First, if I were at Zetta, I’d be livid about a company in a very similar space using a very similar name like this. That’s discourteous at best, even if you don’t think it’s unethical/illegal. It’s annoying when the older company has to spend time in every interaction dispelling any confusion between the two, and that’s if they even get the chance before someone writes them off entirely because they looked at the wrong website. The fact that Robin felt it necessary to add a disambiguating note in his post indicates that it’s a real problem.
Second, Amazon etc. might not sell you their S3 software, but there are other implementations – Project Hail’s tabled, Eucalyptus’s Walrus, ParkPlace. Then there’s OpenStack Storage (Swift) which is not quite the same API but similar enough that anyone who can use one can pretty much use the other. People can and do run all of these in their private clouds just fine.

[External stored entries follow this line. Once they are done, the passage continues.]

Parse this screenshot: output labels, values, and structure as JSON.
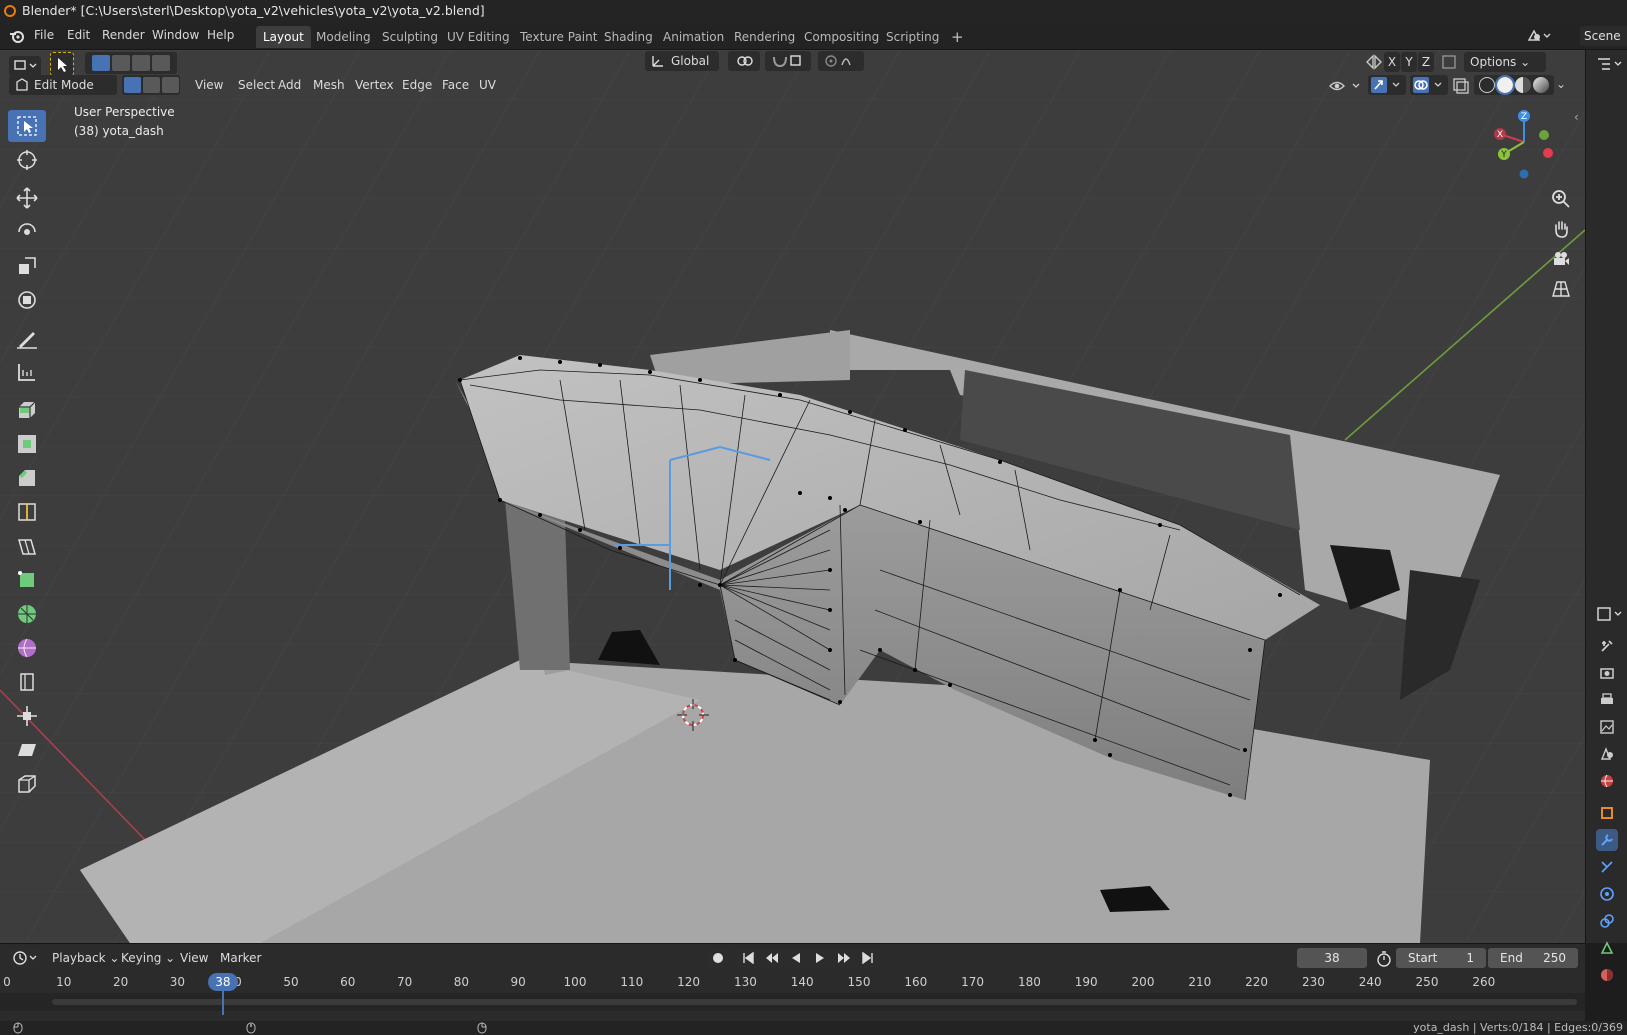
{
  "window": {
    "title": "Blender* [C:\\Users\\sterl\\Desktop\\yota_v2\\vehicles\\yota_v2\\yota_v2.blend]"
  },
  "menus": {
    "file": "File",
    "edit": "Edit",
    "render": "Render",
    "window": "Window",
    "help": "Help"
  },
  "workspaces": {
    "tabs": [
      {
        "label": "Layout",
        "active": true
      },
      {
        "label": "Modeling"
      },
      {
        "label": "Sculpting"
      },
      {
        "label": "UV Editing"
      },
      {
        "label": "Texture Paint"
      },
      {
        "label": "Shading"
      },
      {
        "label": "Animation"
      },
      {
        "label": "Rendering"
      },
      {
        "label": "Compositing"
      },
      {
        "label": "Scripting"
      }
    ],
    "add": "+",
    "scene": "Scene"
  },
  "tool_header": {
    "transform_orientation": "Global",
    "axis_x": "X",
    "axis_y": "Y",
    "axis_z": "Z",
    "options": "Options"
  },
  "viewport_header": {
    "mode": "Edit Mode",
    "view": "View",
    "select": "Select",
    "add": "Add",
    "mesh": "Mesh",
    "vertex": "Vertex",
    "edge": "Edge",
    "face": "Face",
    "uv": "UV"
  },
  "viewport": {
    "perspective_label": "User Perspective",
    "object_label": "(38) yota_dash",
    "gizmo": {
      "x": "X",
      "y": "Y",
      "z": "Z"
    }
  },
  "timeline": {
    "playback": "Playback",
    "keying": "Keying",
    "view": "View",
    "marker": "Marker",
    "current_frame": "38",
    "start_label": "Start",
    "start_value": "1",
    "end_label": "End",
    "end_value": "250",
    "ruler": [
      "0",
      "10",
      "20",
      "30",
      "40",
      "50",
      "60",
      "70",
      "80",
      "90",
      "100",
      "110",
      "120",
      "130",
      "140",
      "150",
      "160",
      "170",
      "180",
      "190",
      "200",
      "210",
      "220",
      "230",
      "240",
      "250",
      "260"
    ]
  },
  "statusbar": {
    "stats": "yota_dash | Verts:0/184 | Edges:0/369"
  },
  "colors": {
    "accent": "#4772b3",
    "axis_x": "#d6384d",
    "axis_y": "#8bc43a",
    "axis_z": "#3b8fe6",
    "header_bg": "#2b2b2b",
    "viewport_bg": "#3d3d3d"
  }
}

Third, there are several packages that provide a filesystem interface on top of an S3-like store – s3fs, s3fuse, JungleDisk, even my own VoldFS (despite the name). Are any of these production-ready? Perhaps not, but several are older than Zettar and several are open source. The difference in deployment risk for Zettar vs. alternatives is extremely small.
Lastly, Zettar’s benchmarks are a joke. The comparison between local Zettar and remote S3 are obviously useless, but even the comparison with S3 from within EC2 is deceptive. Let’s just look at some of the things they did wrong:
- They compare domU-to-domU for themselves vs. EC2 instances which are likely to be physically separate.
- They fail to disclose what physical hardware their own tests were run on. It’s all very well to say that you have a domU with an xxx GHz VCPU and yyy GB of memory, but physical hardware matters as well.
- Disk would have mattered if their tests weren’t using laughably small file and total sizes (less than memory).
- 32-bit? EC2 m1.small? Come on.
- They describe one set of results, failing to account for the fact that EC2 performance is well known to vary over time. How many runs did they really do before they picked these results to disclose?
- To measure efficiency, they ran a separate set of tests using KVM on a notebook. WTF? Of course their monitoring showed negligible load, because their test presents negligible load.
There’s nothing useful about these results at all. Even Phoronix can do better, and that’s the very lowest rung of the storage-benchmarking ladder.
This looks like a distinctly non-enterprise product measured in distinctly non-enterprise ways. They even refer to cloud storage 2.0, I guess to set themselves apart from other cloud-storage players. They’ve set themselves apart, all right. Beneath.
Disclaimer: I work directly with the Project Hail developers, less so with the OpenStack Storage folks. My own CloudFS (work) and VoldFS (personal) projects could also be considered to be in the same space. This is all my own personal opinion, nothing to do with Red Hat, etc.